Our cover story this edition is based on the book ‘Getting to Plan B: Breaking Through to a Better Business Model’. The book is authored by John Mullins, Professor of management practice at London Business School and Randy Komisar, partner at venture capital firm Kleiner Perkins Caufield & Byers. Prior to working on the cover story, I asked Mullins, why this book? And why now? Here is his response:
“We have read countless business books and articles on the startup process. We were both frustrated by an apparent failure to tell innovators the hard fact – most Plan As fail. Period. Sure, there are examples of success out there, but we have a front row seat that exposes how many failures there are for each individual success. Getting to Plan B turns the process on its head. We start with the premise that getting to Plan A is not the answer. A business plan, no matter how well drafted, will not set a credible course without firsthand experience. Instead, we start with the premise that Getting to Plan B is the quest (and Plans C, D…, Z – you will see it never really ends, and that is a good thing!). From that perspective, we realised that the process of developing a successful, profitable, and sustainable business model needed a wholesale reinvention: one where the approach is fast, flexible, and self-correcting, and one where the conventional line items of the classic business plan evolve from experience rather than a thousand guesses.
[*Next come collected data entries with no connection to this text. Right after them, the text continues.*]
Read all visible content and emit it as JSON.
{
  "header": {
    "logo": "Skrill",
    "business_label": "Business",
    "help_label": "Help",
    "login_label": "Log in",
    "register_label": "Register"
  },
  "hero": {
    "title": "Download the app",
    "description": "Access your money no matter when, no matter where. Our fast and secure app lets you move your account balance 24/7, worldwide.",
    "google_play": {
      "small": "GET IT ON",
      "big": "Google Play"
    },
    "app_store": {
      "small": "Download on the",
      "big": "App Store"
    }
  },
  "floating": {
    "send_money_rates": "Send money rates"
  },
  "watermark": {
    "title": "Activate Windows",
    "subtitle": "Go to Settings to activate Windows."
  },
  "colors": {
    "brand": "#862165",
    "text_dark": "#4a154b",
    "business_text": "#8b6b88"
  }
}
More than ever, as we reinvent our economy out of the worst recession since the Great Depression, these principles offer the possibility of greater innovative success with fewer wasted assets. Our hope is that people find the courage of their convictions in this book, and see that where there is a will there is also a ‘new way’ to achieve it.”
Mullins’ response was plain and simple. In most entrepreneurial ventures, the initial plan (Plan A) fails to take off. But by carefully observing the market and measuring the key metrics for your business, it is possible to take corrective action and graduate, in Mullins’ terminology, to a Plan B. The best aspect of the book is how the authors suggest a ‘process-driven’ approach to manoeuvring a startup. They urge an entrepreneur to gather data and ideas from other companies that are worth mimicking and then improve upon those ideas. For other assumptions based on gut-feel, they suggest a dashboarding process, a methodical approach to gathering evidence from the market (customers) based on your own experiments.
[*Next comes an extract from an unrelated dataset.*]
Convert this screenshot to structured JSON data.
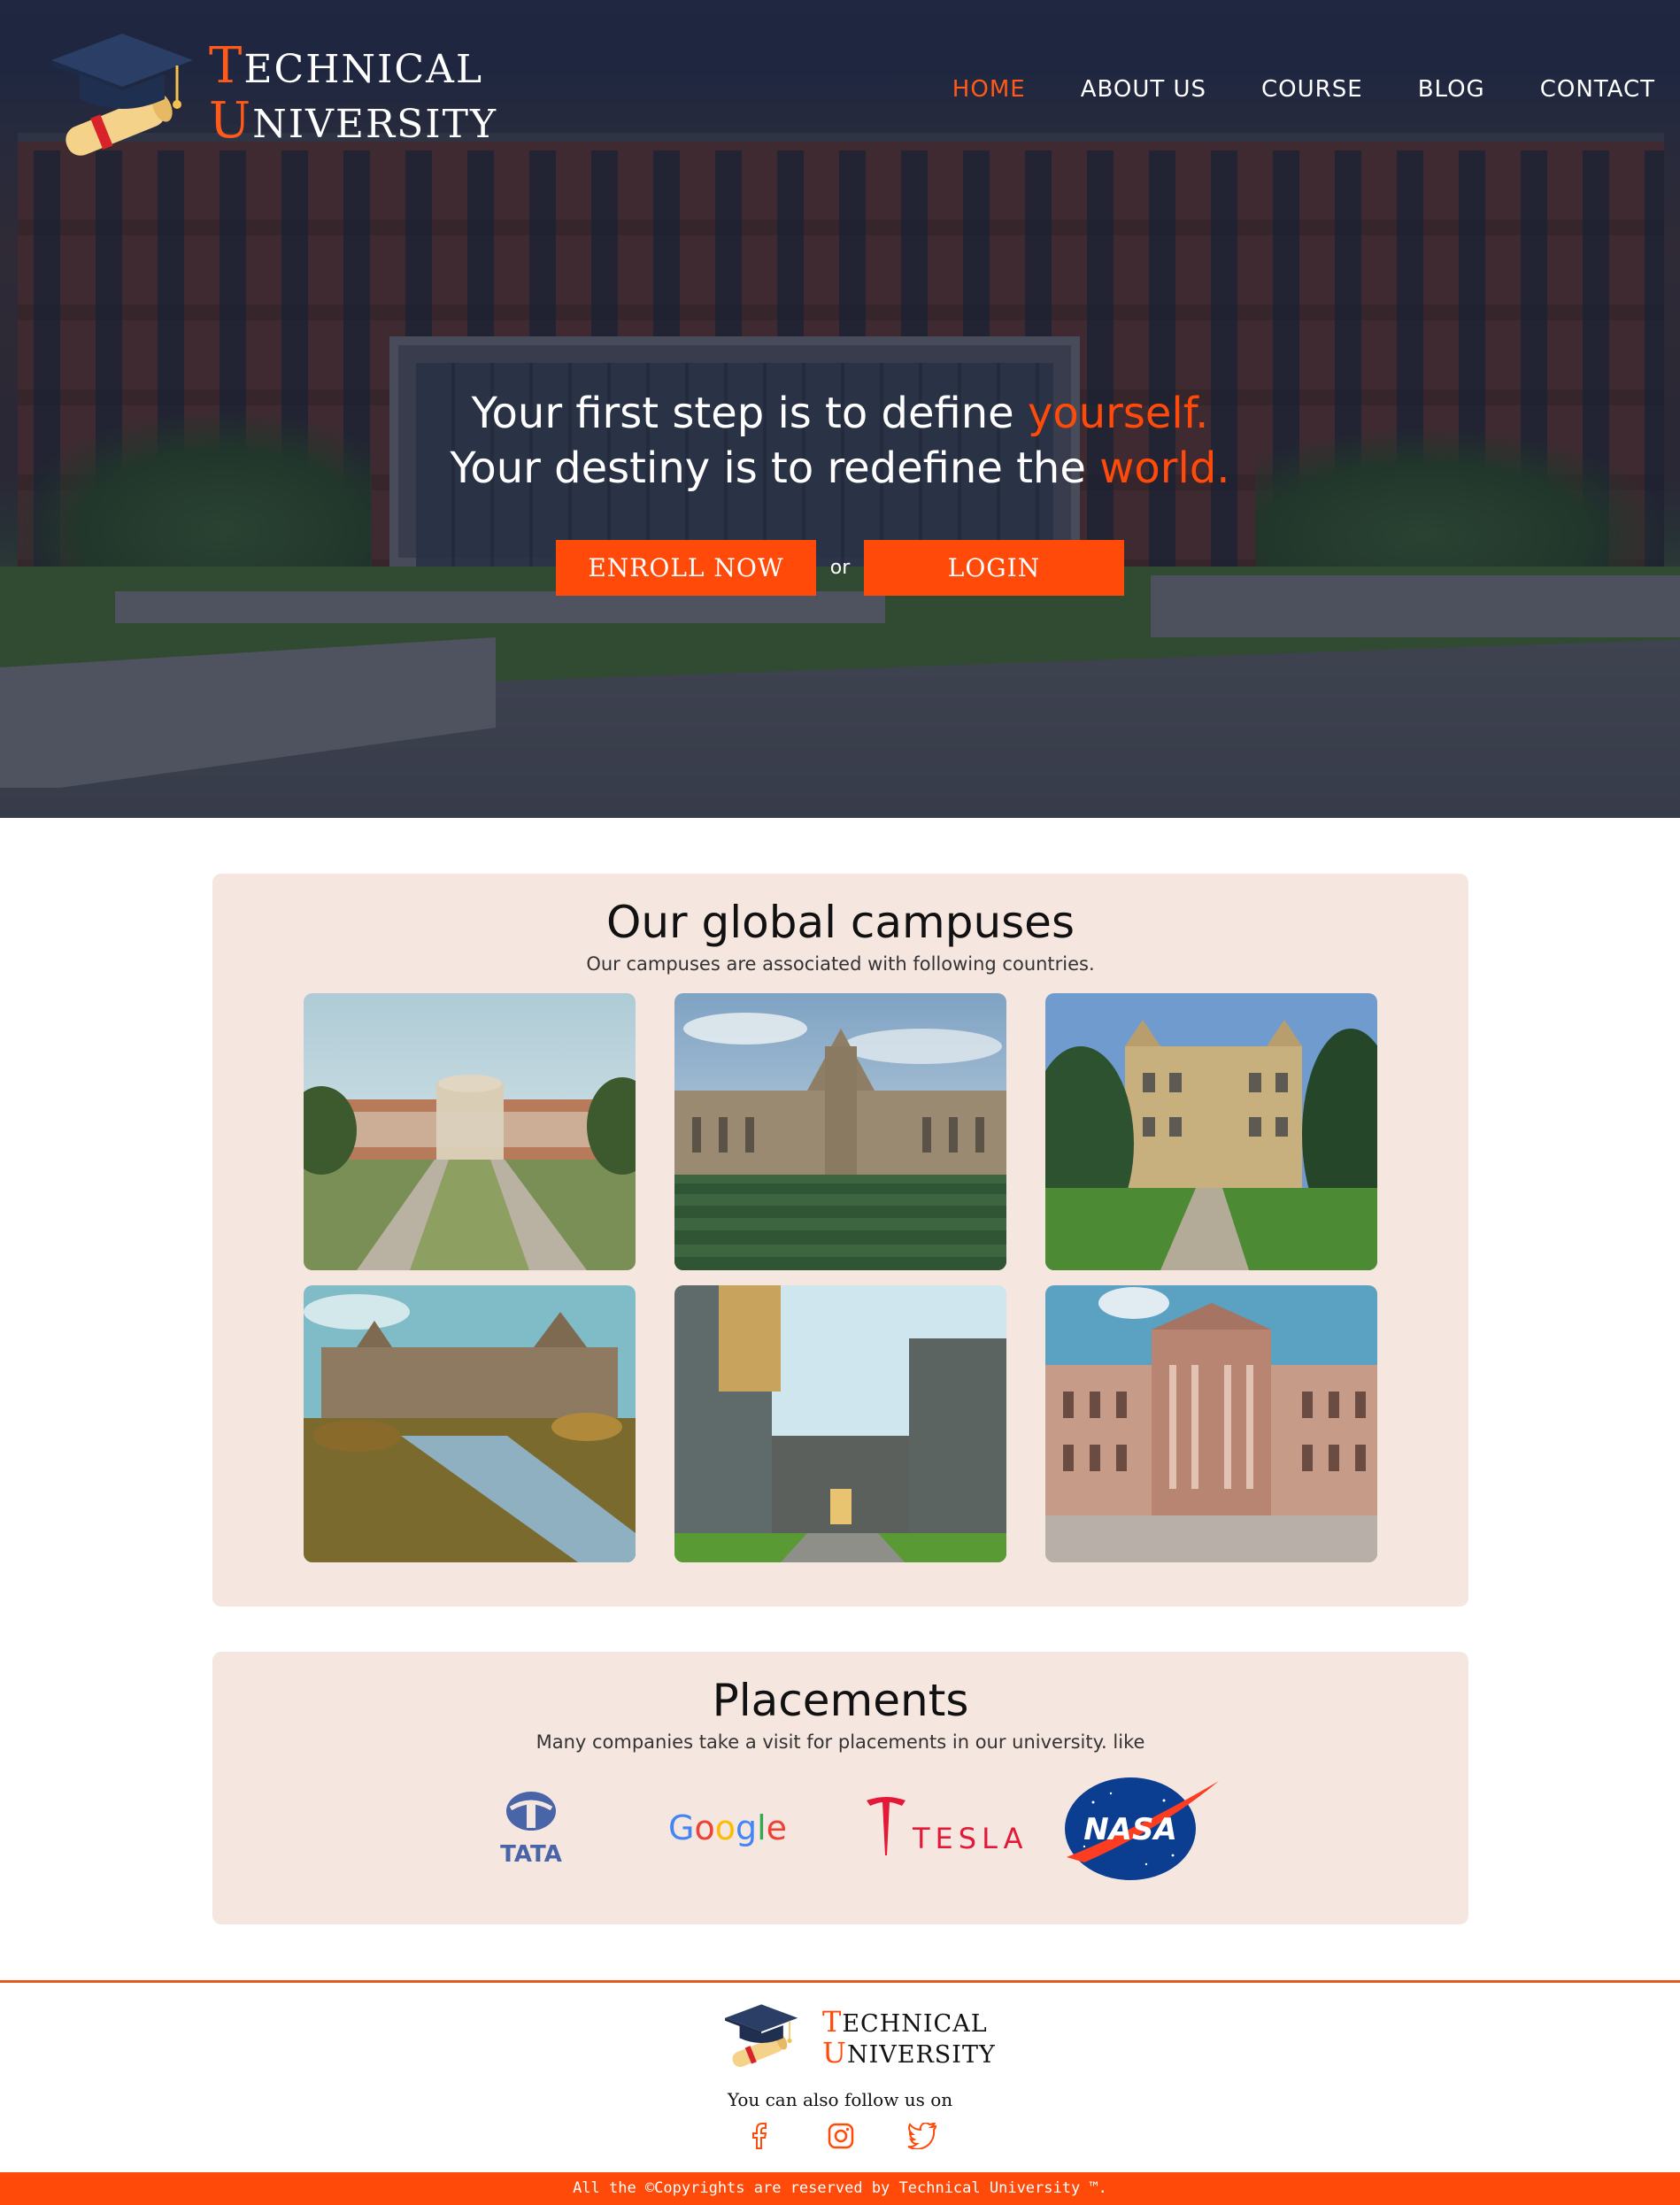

While the book presents numerous case studies – of both successes and failures – we thought we could add to the list, some Indian startups that graduated from a Plan A to Plan B. In this second anniversary special, we present to you the stories of seven venture capital-funded companies that revamped their business model by carefully observing the market and eventually arriving at a plan that works.
Finally, I’d like to acknowledge several venture capital investors who helped me identify these seven companies. I sincerely thank Mahesh Murthy of Seedfund, Prashanth Prakash of Accel India, Rama Bethmangalkar and Vishesh Rajaram of Ventureast, and Anup Gupta of Nexus Venture Partners.